Tuesday, October 9, 2007

October 9 - Yesterday

Yesterday was a great day! I drove for the first time. Granted it was with a huge pillow between my chest and the seat belt, and probably at granny speed. Parking is still a little tricky, involving 6 point turns. Anyway, I took my 3 year old to preschool, which is big in the me-doing-something-functional department and the yea-Scott-doesn't-have-to-do-everything arena. I went for a little walk, then had the afternoon to rest when Scott took the kids to the lot.


I took a shower, which is still a tiring, weird-feeling contortionist activity because of the nerve damage on my chest, back and arm pits. Then started the daily wound cleaning. I thought things looked a little gushier than usual, so I used an extra sponge and looked close in the mirror to check for signs of infection - and promptly lost it. As in heaving, uncontrollable sobs in a heap on the floor.
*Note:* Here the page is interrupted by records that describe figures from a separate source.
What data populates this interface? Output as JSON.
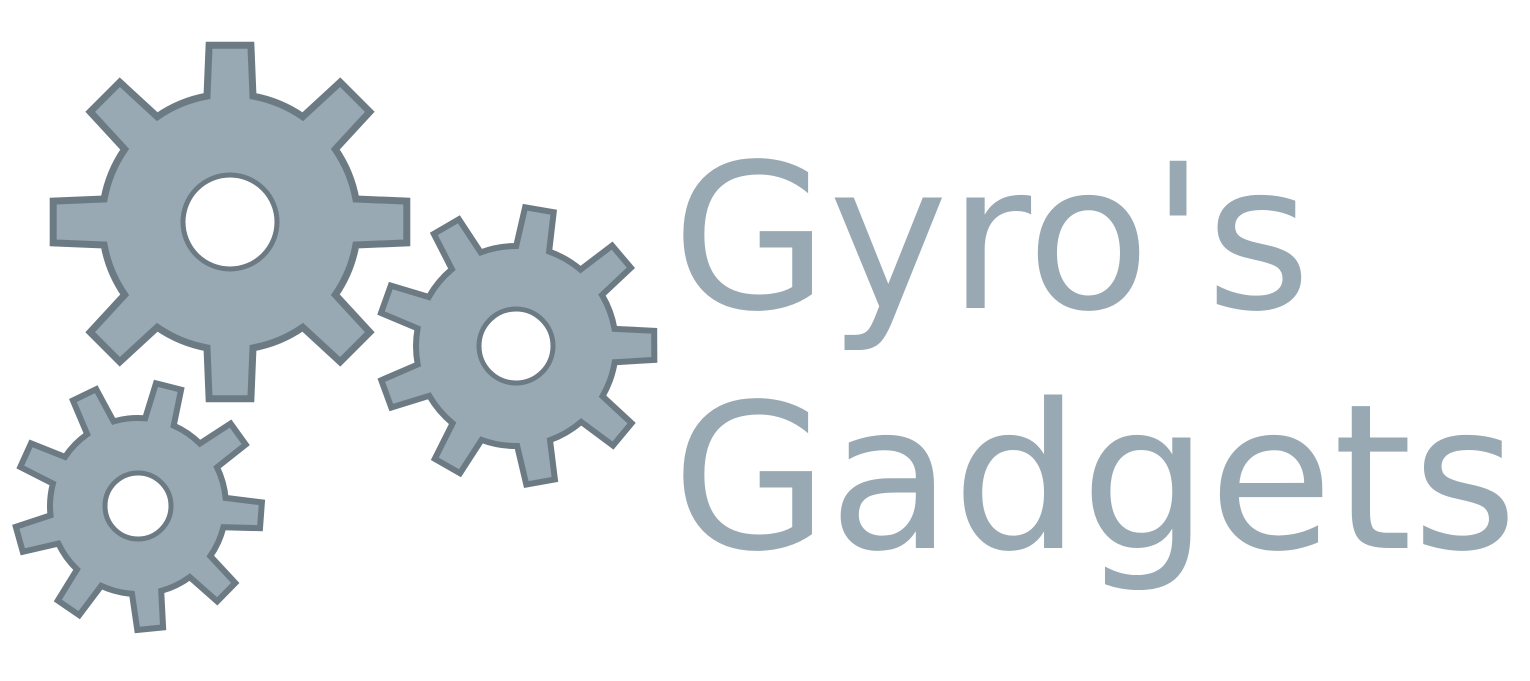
{
  "brand": {
    "line1": "Gyro's",
    "line2": "Gadgets",
    "text_color": "#98a9b3",
    "gear_fill": "#98a9b3",
    "gear_stroke": "#6c7a84",
    "background": "#ffffff"
  },
  "icons": [
    "gear-large-icon",
    "gear-medium-icon",
    "gear-small-icon"
  ]
}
For half an hour - I'm not exaggerating.

What would trigger such a gut emotional reaction in my otherwise rational and practical self? Stretch marks. Yep, silly little scars that indicate rapid skin stretching. Harmless, faded pink tiger stripes. And on the lower half, so not even in the cleavage area. Still.
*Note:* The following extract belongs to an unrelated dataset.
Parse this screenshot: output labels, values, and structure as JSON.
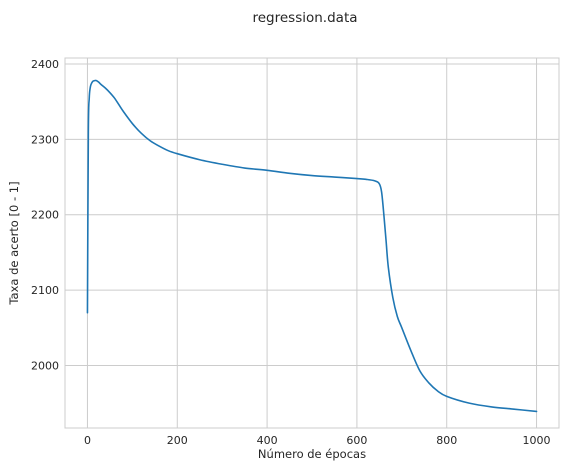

Oddly, for me, I needed to talk to someone about it, and didn't want anyone to tell me rationally how petty I was being. You know, "at least the cancer's gone and you're not going to die", or anything. I called my aunt, who also had breast cancer in her 30's and happens to be a women's psychologist. So I cried for another hour and she said all the right stuff. I was better for a minute, but called Scott to warn him about the hormonal emotion zone at home just in case. Then I took 2 antihistamines and tried to sleep it off.

Well, the short nap did not even out the hormonal tears every time I opened my mouth, but we got through kid bed time. Then I cried through a re-run of House and an admittedly sad chapter of the book I'm reading (History of Love). Over the course of the next 4 hours I took Valium, Tylenol, Benadryl, Vicodin and Ambien to try to sleep. I was so incredibly sore - probably from all the sobbing - that I was up all night anyway.

Yesterday may have been the day the machine broke down. I'm sending it back for robotic repairs emergently!